Thursday, November 23, 2006

Mugshots #6 - The Smurf by Patrick Shawn Bagley

The smurf came outta the AMPM right when I parked my truck. She musta worked in a hospital or nursing home or someplace like that 'cause she wore white pants and one of them blue tops like they wear in that show Scrubs. You ever seen that? It's fucked up. Some chicks look hot in those hospital outfits. Not the smurf, man. She was short and dumpy and had blonde hair and she looked like a fuckin' smurf. That's what I said to her when I got out of the truck, I said, "Hey you look like a fuckin' smurf."

She had a cup of coffee and a bag of donuts or muffins or somethin', and she kept on walkin' like I wasn't even there. So I followed her to her car and I said, "Hey, smurf bitch. You too smurfy to talk me?"

You gotta remember that cartoon, man; these little blue motherfuckers and they said smurf for everything. Smurf this and smurf that. They lived in a little smurf town and it was nothin' but guys except for this one smurf chick and everybody wanted to fuck her 'cause she was the only smurf pussy in the world. I was just a little kid when it was on, man, and even I wanted to fuck her.

The smurf put her food on the roof of her car and got her keys out of this giant fuckin' purse slung over her shoulder like a mailman's sack.

I said, "Where you smurfin' off to?"

"Leave me alone," she said and unlocked the door.

I leaned on it so she couldn't open it. I was kinda like that wizard Garglemall, you know that guy always tryin' to catch the smurfs and eat 'em? "Don't you mean 'Smurf me alone'?"

So then I saw she was all scared, which was fuckin' great, and I leaned down and said, "I'm gonna eat you." She reached up real quick, grabbed her coffee and dumped it down my fuckin' neck. I jumped back yellin' 'cause that shit was hot and while I did that, the smurf got in her car and drove off.

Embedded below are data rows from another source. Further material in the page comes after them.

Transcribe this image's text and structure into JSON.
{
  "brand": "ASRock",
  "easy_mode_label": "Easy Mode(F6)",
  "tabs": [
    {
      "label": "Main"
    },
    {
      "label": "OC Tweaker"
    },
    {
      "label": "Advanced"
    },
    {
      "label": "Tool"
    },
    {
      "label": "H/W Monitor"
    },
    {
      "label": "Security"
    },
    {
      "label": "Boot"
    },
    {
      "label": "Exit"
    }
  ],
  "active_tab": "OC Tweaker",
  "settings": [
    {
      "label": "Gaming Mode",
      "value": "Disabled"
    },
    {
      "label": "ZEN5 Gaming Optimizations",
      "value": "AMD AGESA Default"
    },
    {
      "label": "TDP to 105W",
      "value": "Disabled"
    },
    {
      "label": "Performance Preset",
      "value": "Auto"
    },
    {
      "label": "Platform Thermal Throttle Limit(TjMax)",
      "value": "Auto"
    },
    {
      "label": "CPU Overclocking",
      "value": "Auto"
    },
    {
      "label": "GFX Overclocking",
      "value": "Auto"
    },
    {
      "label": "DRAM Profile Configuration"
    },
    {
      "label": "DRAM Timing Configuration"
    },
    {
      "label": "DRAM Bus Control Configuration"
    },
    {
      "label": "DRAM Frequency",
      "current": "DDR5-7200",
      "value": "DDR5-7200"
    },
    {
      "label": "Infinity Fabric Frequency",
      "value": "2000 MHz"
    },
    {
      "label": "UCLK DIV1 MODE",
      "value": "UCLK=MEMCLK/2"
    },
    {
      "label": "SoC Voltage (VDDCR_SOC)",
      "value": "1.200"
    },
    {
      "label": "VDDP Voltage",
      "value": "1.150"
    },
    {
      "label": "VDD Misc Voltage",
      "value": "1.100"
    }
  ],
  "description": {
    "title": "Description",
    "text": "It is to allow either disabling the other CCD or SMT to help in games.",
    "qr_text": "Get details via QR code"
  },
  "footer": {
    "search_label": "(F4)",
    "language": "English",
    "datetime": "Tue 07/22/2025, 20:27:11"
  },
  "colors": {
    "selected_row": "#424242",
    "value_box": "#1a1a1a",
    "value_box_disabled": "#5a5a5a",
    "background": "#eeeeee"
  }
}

You know I ain't gonna let some fuckin' smurf scald me half to death, so I jumped in my truck and went peelin' outta there, chased her right up 4th street and onto the Santa Monica Freeway. I rear-ended her smurf-mobile pretty good, fuckin' slammed right into it and made the trunk fly open. Awesome, man! I backed off and swerved into the next lane 'cause I wanted to sideswipe her like in the movies, but I wasn't lookin' in the mirror and a fuckin' Pep Boys van hit the ass-end of my truck and spun me around. Fuckin' cops say I hit some other cars but by then I was knocked out anyway so I don't give a shit.

I don't know what happened to the smurf. She's the one oughta be locked up in here, man. Fuckin' smurf whore caused the whole thing.


Patrick Shawn Bagley's writing has been published in various small press journals and on Flashing in the Gutters. His short story "The Red Garter" will appear in the July/August 2007 issue of CrimeSpree Magazine. Patrick is halfway through the first draft of a down-and-dirty Maine crime novel. If you have nothing better to do, feel free to visit his blog (


anne frasier said...


this is my favorite so far.

loved it!!

a great thanksgiving read. :D

Devine said...

And why picking someone old lady?

Anonymous said...

Anne, glad you liked it. Just look at that guy's face...the story practically wrote itself.

inkgrrl said...

Oh yeah, that face definitely cried out for a "here's Johnny!" sort of story - love it! As much as I hate Smurfs!

Anonymous said...

"The Smurf"? Isn't that copyright infringement? Not very creative Patrick Bagley.

Stephen Blackmoore said...

You show up three years after a story goes up to make a comment the author's probably never going to see and you do it anonymously.

If you're going to give somebody shit about something, at least have the balls to put your name to it.